Cinco anos após o início da campanha de vacinação contra a covid-19, Minas Gerais alcança um marco histórico: mais de 53 milhões de doses aplicadas em todo o território estadual. A mobilização, iniciada em 18 de janeiro de 2021, consolidou-se como a maior operação de vacinação já realizada em Minas e teve papel fundamental na redução de casos graves, internações e óbitos provocados pela doença.
O aniversário da campanha remete a um dos períodos mais críticos da história recente. Em 2020, a Organização Mundial da Saúde (OMS) declarou emergência de saúde pública global após a rápida disseminação do novo coronavírus. Quando as primeiras vacinas chegaram ao Brasil, no início de 2021, Minas Gerais já registrava mais de 539 mil casos confirmados e cerca de 13 mil mortes em decorrência da covid-19.
Desde então, a imunização tornou-se a principal estratégia de enfrentamento da doença. Para o subsecretário de Vigilância em Saúde da Secretaria de Estado de Saúde de Minas Gerais (SES-MG), Eduardo Prosdocimi, a vacinação segue sendo essencial para a proteção da população.
“A vacinação foi o principal legado que permitiu superar a emergência sanitária da pandemia. A covid-19 ainda circula, por isso é fundamental que as pessoas elegíveis procurem as unidades de saúde ou os vacimóveis e mantenham a caderneta atualizada”, destaca.
Prosdocimi ressalta ainda que a experiência da pandemia trouxe aprendizados importantes. “Foram anos marcados por muitas perdas, e a vacina teve papel decisivo na redução dos casos graves e das mortes. Minas Gerais tem investido em inovação e mostrado que é possível recuperar e manter altas coberturas vacinais. Com a covid-19, não deve ser diferente”, afirma.

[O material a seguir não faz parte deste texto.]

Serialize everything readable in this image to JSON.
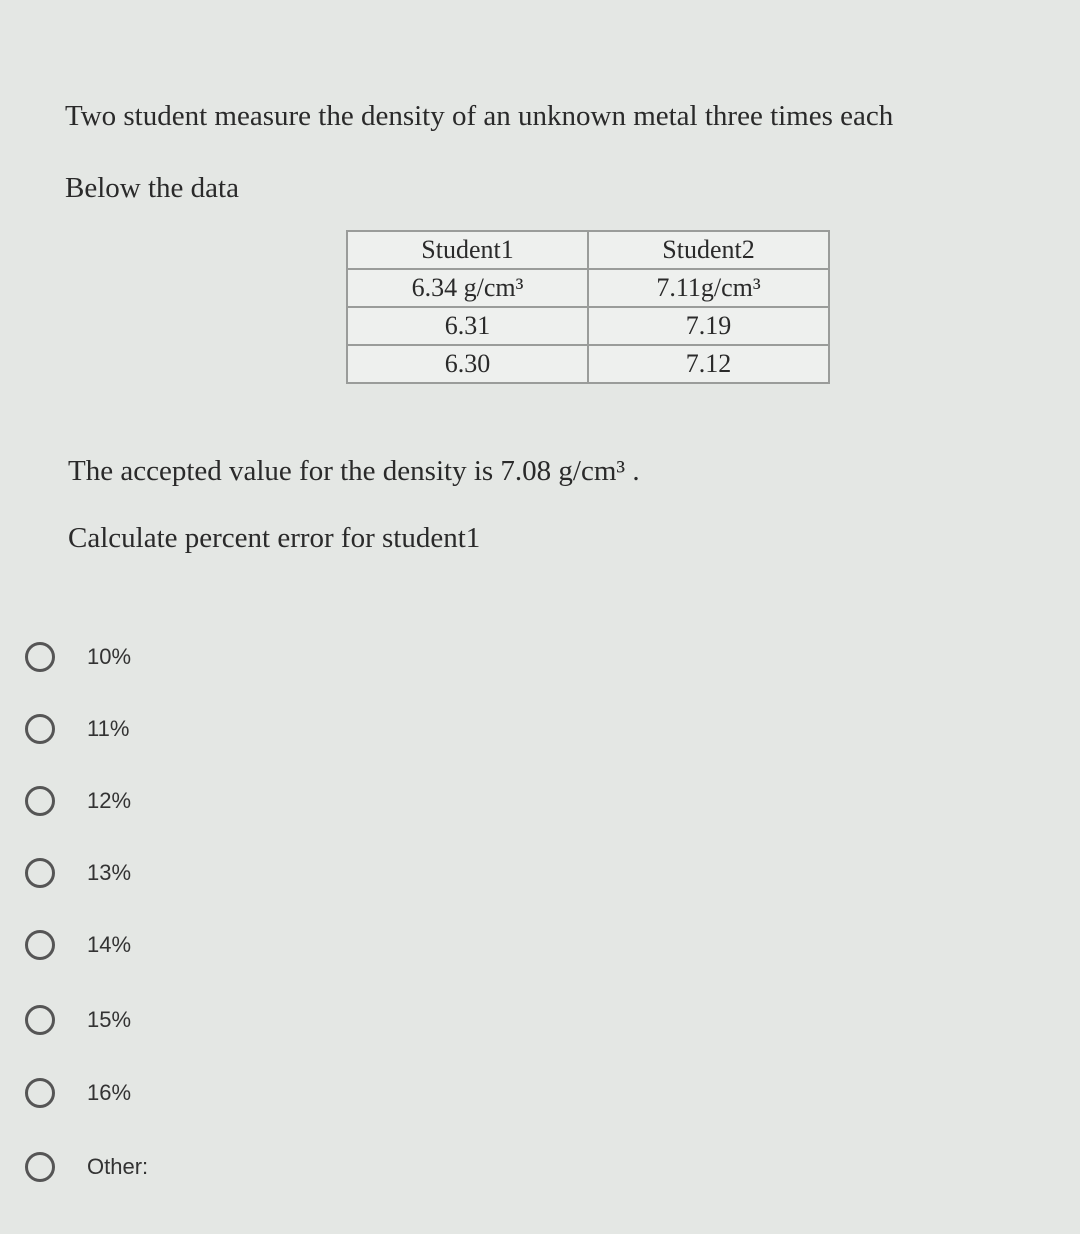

Vacinação integrada à rotina de saúde
Atualmente, a vacina contra a covid-19 faz parte do calendário de vacinação de rotina em Minas Gerais. A imunização é ofertada para crianças de seis meses a menores de cinco anos, idosos com 60 anos ou mais e gestantes, em qualquer fase da gestação.
Há também a chamada estratégia especial, voltada para grupos mais vulneráveis, como pessoas imunocomprometidas, povos indígenas, ribeirinhos e quilombolas, puérperas, trabalhadores da saúde, pessoas com comorbidades, privadas de liberdade, em situação de rua, com deficiência permanente e residentes em instituições de longa permanência, além de seus trabalhadores.
O Sistema Único de Saúde (SUS) disponibiliza atualmente três vacinas contra a covid-19: duas de RNA mensageiro, produzidas pela Pfizer e pela Moderna, e uma de proteína recombinante, fabricada pelo Serum Institute of India. Até o momento, Minas Gerais já recebeu mais de 76 milhões de doses enviadas pelo Ministério da Saúde.
Um marco simbólico
A campanha de vacinação em Minas teve início com um momento histórico. A primeira pessoa vacinada no estado foi a técnica de enfermagem Maria Bom Sucesso Pereira, conhecida como Cecé, então com 58 anos, que atuava na linha de frente do atendimento no Hospital Eduardo de Menezes, da Fundação Hospitalar do Estado de Minas Gerais (Fhemig), em Belo Horizonte.
Cecé recebeu a primeira dose em 18 de janeiro de 2021, no Aeroporto Internacional de Belo Horizonte, em Confins, logo após a chegada das vacinas ao estado. O gesto simbólico marcou o início da imunização em Minas Gerais e se tornou um dos registros mais emblemáticos da luta contra a pandemia.
“Meu maior medo era contaminar minha família. Quando a vacina chegou e eu fui a primeira a ser vacinada, eu renasci. A partir daquele dia, falar de covid já não me causava medo”, relembra.
Durante o período mais crítico da pandemia, o Hospital Eduardo de Menezes foi referência no atendimento aos casos de covid-19 na rede estadual, com leitos dedicados exclusivamente ao cuidado de pacientes com suspeita ou confirmação da doença. Cinco anos depois, o avanço da vacinação permanece como um dos maiores legados de proteção à saúde da população mineira.